La capacità di reagire del sistema economico stesso, o addirittura di intervenire preventivamente, rappresenterà un crocevia importante che definirà il grado di complessità e di problematicità che il sistema Italia dovrà affrontare. Se da una parte, quindi, chi governa il Paese deve continuare a promuovere fortemente le politiche giovanili che consentano una semplificazione nell’immissione nel mondo del lavoro di forze fresche, dall’altra è necessario far fronte a questa nuova sfida, imponendosi innanzitutto il raggiungimento degli obiettivi europei, operazione imprescindibile per il mantenimento del benessere sociale e per garantire la sostenibilità dei sistemi di welfare. La creazione e il mantenimento di una forza lavoro che comprenda tutte le età svolgono, infatti, un ruolo di primaria importanza. A sua volta, la costruzione di un mercato in cui le competenze e le capacità abbiano più peso dell’età anagrafica implica l’introduzione e il potenziamento, ove già vi siano, di sistemi di istruzione e riqualificazione a carriera avanzata. Si palesa, dunque, necessario la rivalutazione dei processi di life long learning, ossia dell’aggiornamento progressivo delle abilità e delle competenze che agevolino l’incontro tra i bisogni e le esigenze di una popolazione che invecchia e quelli di un mercato e di un’economia in continuo divenire. Solo in questo modo le competenze e le capacità dei lavoratori risponderebbero in maniera più proficua ai bisogni del mercato e ne risulterebbe migliorato anche il prolungamento della vita attiva degli individui.

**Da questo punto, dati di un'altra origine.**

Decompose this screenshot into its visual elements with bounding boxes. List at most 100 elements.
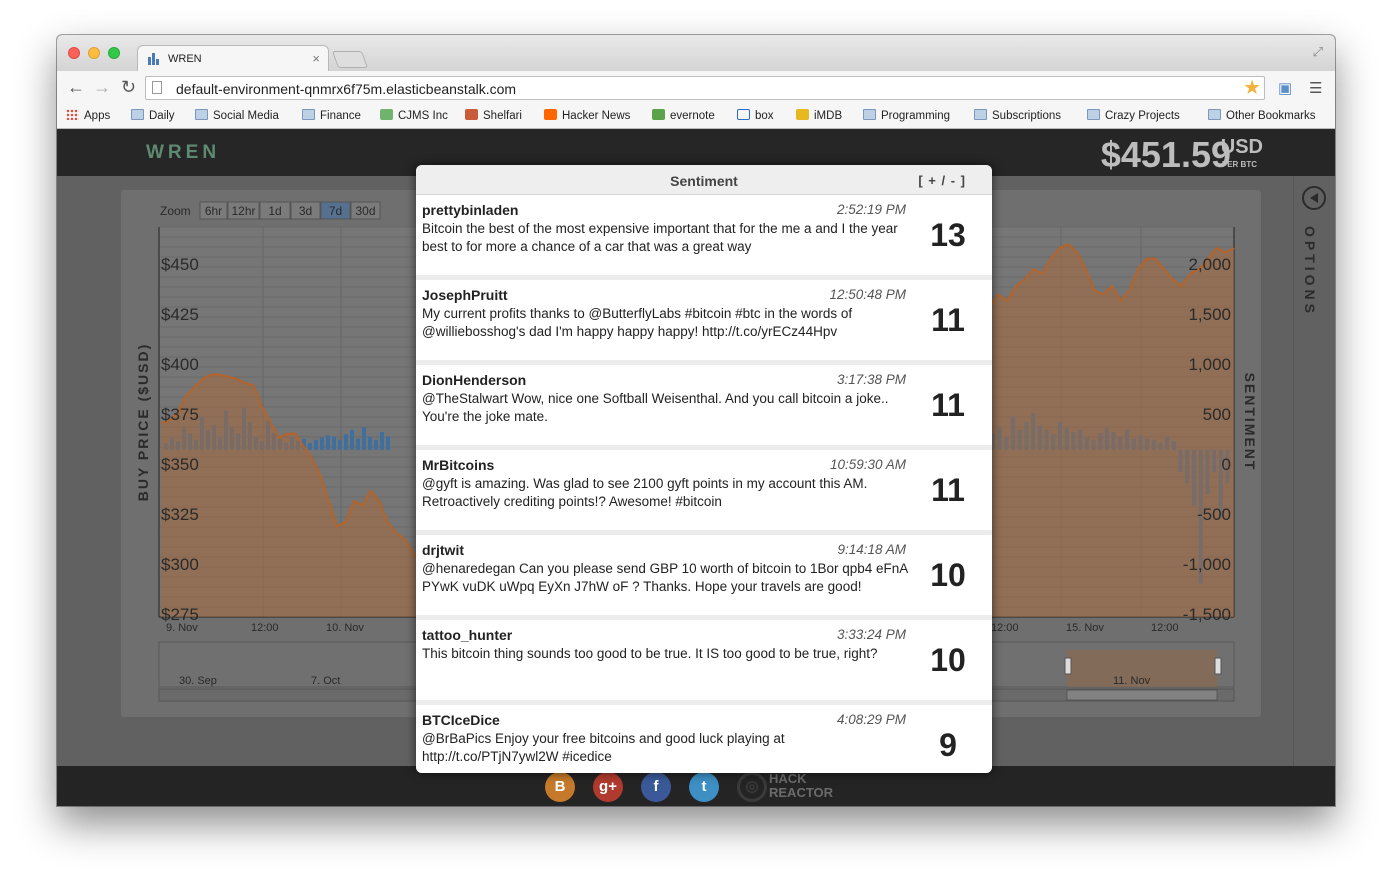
- y2-tick-label: 1,500: [1188, 305, 1231, 324]
- bookmark-cjms-inc[interactable]: CJMS Inc: [380, 109, 448, 122]
- reload-icon[interactable]: ↻: [121, 78, 136, 96]
- address-bar[interactable]: default-environment-qnmrx6f75m.elasticbe…: [145, 76, 1265, 100]
- tweet-row[interactable]: tattoo_hunter 3:33:24 PM This bitcoin thin…: [416, 620, 992, 705]
- folder-icon: [1087, 109, 1100, 120]
- collapse-arrow-icon[interactable]: [1302, 186, 1326, 210]
- tweet-text: Bitcoin the best of the most expensive i…: [422, 221, 898, 254]
- fullscreen-icon[interactable]: ⤢: [1313, 44, 1323, 60]
- new-tab-button[interactable]: [331, 51, 369, 68]
- zoom-button-label: 7d: [329, 204, 342, 218]
- bookmark-social-media[interactable]: Social Media: [195, 109, 279, 122]
- y2-axis-title: SENTIMENT: [1242, 373, 1258, 472]
- x-tick-label: 15. Nov: [1066, 622, 1104, 634]
- y-tick-label: $325: [161, 505, 199, 524]
- tweet-username[interactable]: BTCIceDice: [422, 712, 500, 728]
- navigator-handle-right[interactable]: [1214, 657, 1222, 675]
- tweet-username[interactable]: drjtwit: [422, 542, 464, 558]
- bookmark-finance[interactable]: Finance: [302, 109, 361, 122]
- hack-reactor-icon[interactable]: ◎: [737, 772, 767, 802]
- tweet-time: 4:08:29 PM: [836, 712, 906, 727]
- minimize-window-button[interactable]: [88, 47, 100, 59]
- tweet-text: This bitcoin thing sounds too good to be…: [422, 646, 878, 661]
- browser-toolbar: ← → ↻ default-environment-qnmrx6f75m.ela…: [57, 71, 1335, 105]
- options-panel-toggle[interactable]: OPTIONS: [1293, 176, 1335, 766]
- sentiment-bar: [380, 432, 384, 450]
- y-tick-label: $375: [161, 405, 199, 424]
- facebook-icon[interactable]: f: [641, 772, 671, 802]
- zoom-button-label: 1d: [268, 204, 281, 218]
- y-tick-label: $425: [161, 305, 199, 324]
- sentiment-modal: Sentiment [ + / - ] prettybinladen 2:52:1…: [416, 165, 992, 773]
- tab-wren[interactable]: WREN ×: [137, 45, 329, 72]
- tweet-username[interactable]: JosephPruitt: [422, 287, 508, 303]
- bookmarks-bar: Apps Daily Social Media Finance CJMS Inc…: [57, 105, 1335, 129]
- tweet-sentiment-score: 13: [930, 217, 966, 253]
- bookmark-other-bookmarks[interactable]: Other Bookmarks: [1208, 109, 1315, 122]
- extension-icon[interactable]: ▣: [1278, 79, 1292, 97]
- sentiment-bar: [344, 434, 348, 450]
- tweet-sentiment-score: 10: [930, 642, 966, 678]
- hack-reactor-logo[interactable]: HACK REACTOR: [769, 772, 839, 800]
- bookmark-star-icon[interactable]: ★: [1243, 77, 1261, 99]
- navigator-tick-label: 7. Oct: [311, 675, 340, 687]
- sentiment-bar: [308, 443, 312, 450]
- google-plus-icon[interactable]: g+: [593, 772, 623, 802]
- folder-icon: [974, 109, 987, 120]
- tweet-row[interactable]: DionHenderson 3:17:38 PM @TheStalwart Wow,…: [416, 365, 992, 450]
- forward-icon[interactable]: →: [93, 78, 111, 96]
- tweet-sentiment-score: 11: [931, 472, 965, 508]
- bookmark-programming[interactable]: Programming: [863, 109, 950, 122]
- bookmark-shelfari[interactable]: Shelfari: [465, 109, 522, 122]
- options-label: OPTIONS: [1302, 226, 1318, 318]
- tweet-row[interactable]: drjtwit 9:14:18 AM @henaredegan Can you pl…: [416, 535, 992, 620]
- tweet-row[interactable]: prettybinladen 2:52:19 PM Bitcoin the best…: [416, 195, 992, 280]
- tweet-username[interactable]: MrBitcoins: [422, 457, 494, 473]
- bookmark-box[interactable]: box: [737, 109, 774, 122]
- tweet-text: @gyft is amazing. Was glad to see 2100 g…: [422, 476, 868, 509]
- y2-tick-label: 2,000: [1188, 255, 1231, 274]
- sentiment-bar: [368, 436, 372, 450]
- navigator-scroll-thumb[interactable]: [1066, 689, 1218, 701]
- tweet-username[interactable]: DionHenderson: [422, 372, 526, 388]
- bookmark-daily[interactable]: Daily: [131, 109, 175, 122]
- tweet-row[interactable]: BTCIceDice 4:08:29 PM @BrBaPics Enjoy your…: [416, 705, 992, 773]
- bookmark-crazy-projects[interactable]: Crazy Projects: [1087, 109, 1180, 122]
- bitcoin-icon[interactable]: B: [545, 772, 575, 802]
- zoom-button-label: 30d: [355, 204, 375, 218]
- sentiment-bar: [374, 439, 378, 450]
- bookmark-evernote[interactable]: evernote: [652, 109, 715, 122]
- cjms-icon: [380, 109, 393, 120]
- menu-icon[interactable]: ☰: [1309, 79, 1322, 97]
- x-tick-label: 9. Nov: [166, 622, 198, 634]
- bookmark-hacker-news[interactable]: Hacker News: [544, 109, 630, 122]
- tweet-time: 3:17:38 PM: [836, 372, 906, 387]
- tweet-username[interactable]: prettybinladen: [422, 202, 518, 218]
- sentiment-bar: [350, 429, 354, 450]
- tweet-text: @henaredegan Can you please send GBP 10 …: [422, 561, 908, 594]
- zoom-button-label: 6hr: [205, 204, 222, 218]
- tab-close-icon[interactable]: ×: [312, 51, 320, 66]
- bookmark-apps[interactable]: Apps: [66, 109, 110, 122]
- folder-icon: [131, 109, 144, 120]
- navigator-handle-left[interactable]: [1064, 657, 1072, 675]
- bookmark-subscriptions[interactable]: Subscriptions: [974, 109, 1061, 122]
- y2-tick-label: 1,000: [1188, 355, 1231, 374]
- bookmark-imdb[interactable]: iMDB: [796, 109, 842, 122]
- tweet-row[interactable]: JosephPruitt 12:50:48 PM My current profit…: [416, 280, 992, 365]
- sentiment-header: Sentiment [ + / - ]: [416, 165, 992, 195]
- zoom-window-button[interactable]: [108, 47, 120, 59]
- tweet-sentiment-score: 11: [931, 387, 965, 423]
- hacker-news-icon: [544, 109, 557, 120]
- tweet-row[interactable]: MrBitcoins 10:59:30 AM @gyft is amazing. W…: [416, 450, 992, 535]
- twitter-icon[interactable]: t: [689, 772, 719, 802]
- y2-tick-label: -500: [1197, 505, 1231, 524]
- sentiment-bar: [314, 439, 318, 450]
- url-text: default-environment-qnmrx6f75m.elasticbe…: [176, 81, 517, 97]
- sentiment-toggle-button[interactable]: [ + / - ]: [918, 173, 966, 188]
- browser-window: WREN × ⤢ ← → ↻ default-environment-qnmrx…: [57, 35, 1335, 806]
- y2-tick-label: 0: [1222, 455, 1231, 474]
- y2-tick-label: -1,500: [1183, 605, 1231, 624]
- tweet-username[interactable]: tattoo_hunter: [422, 627, 512, 643]
- back-icon[interactable]: ←: [67, 78, 85, 96]
- close-window-button[interactable]: [68, 47, 80, 59]
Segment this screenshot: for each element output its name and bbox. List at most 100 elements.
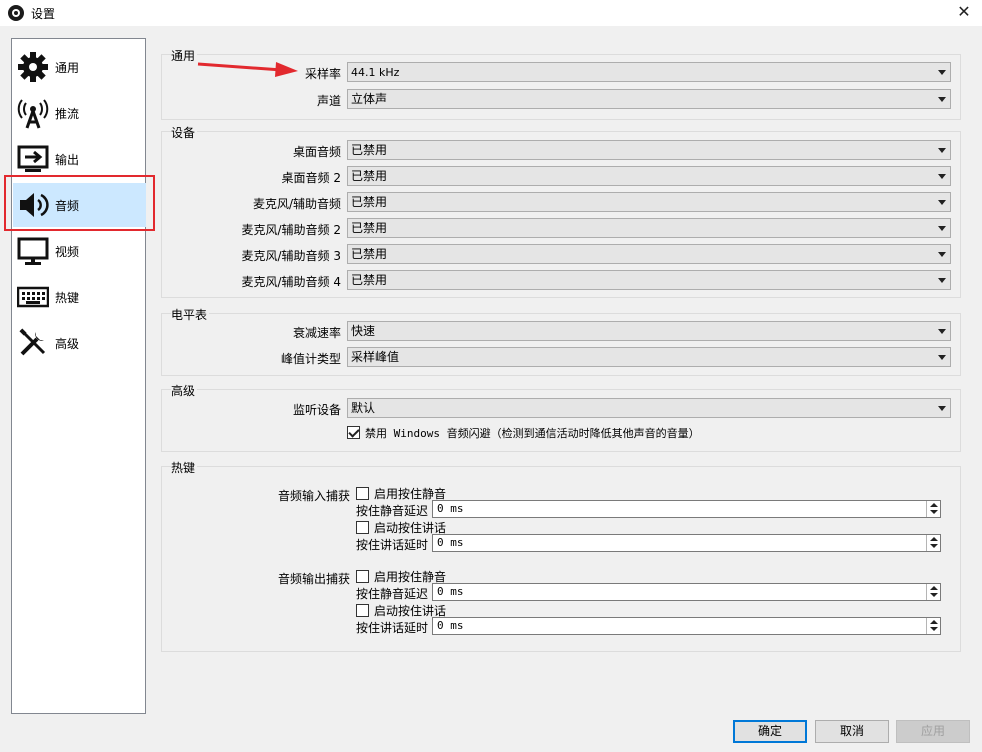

Mantenere nel tempo una base di popolazione attiva più ampia e maggiormente qualificata sembra, dunque, essere una delle poche vie in grado di contrastare in maniera adeguata gli squilibri economici che ineluttabilmente si ingenerano in una popolazione che invecchia. E come molto spesso accade, la sfida posta dal mercato del lavoro diviene una sfida anche per i sistemi culturali ed educativi della nostra Italia. Perché non sia (solo) un Paese per vecchi.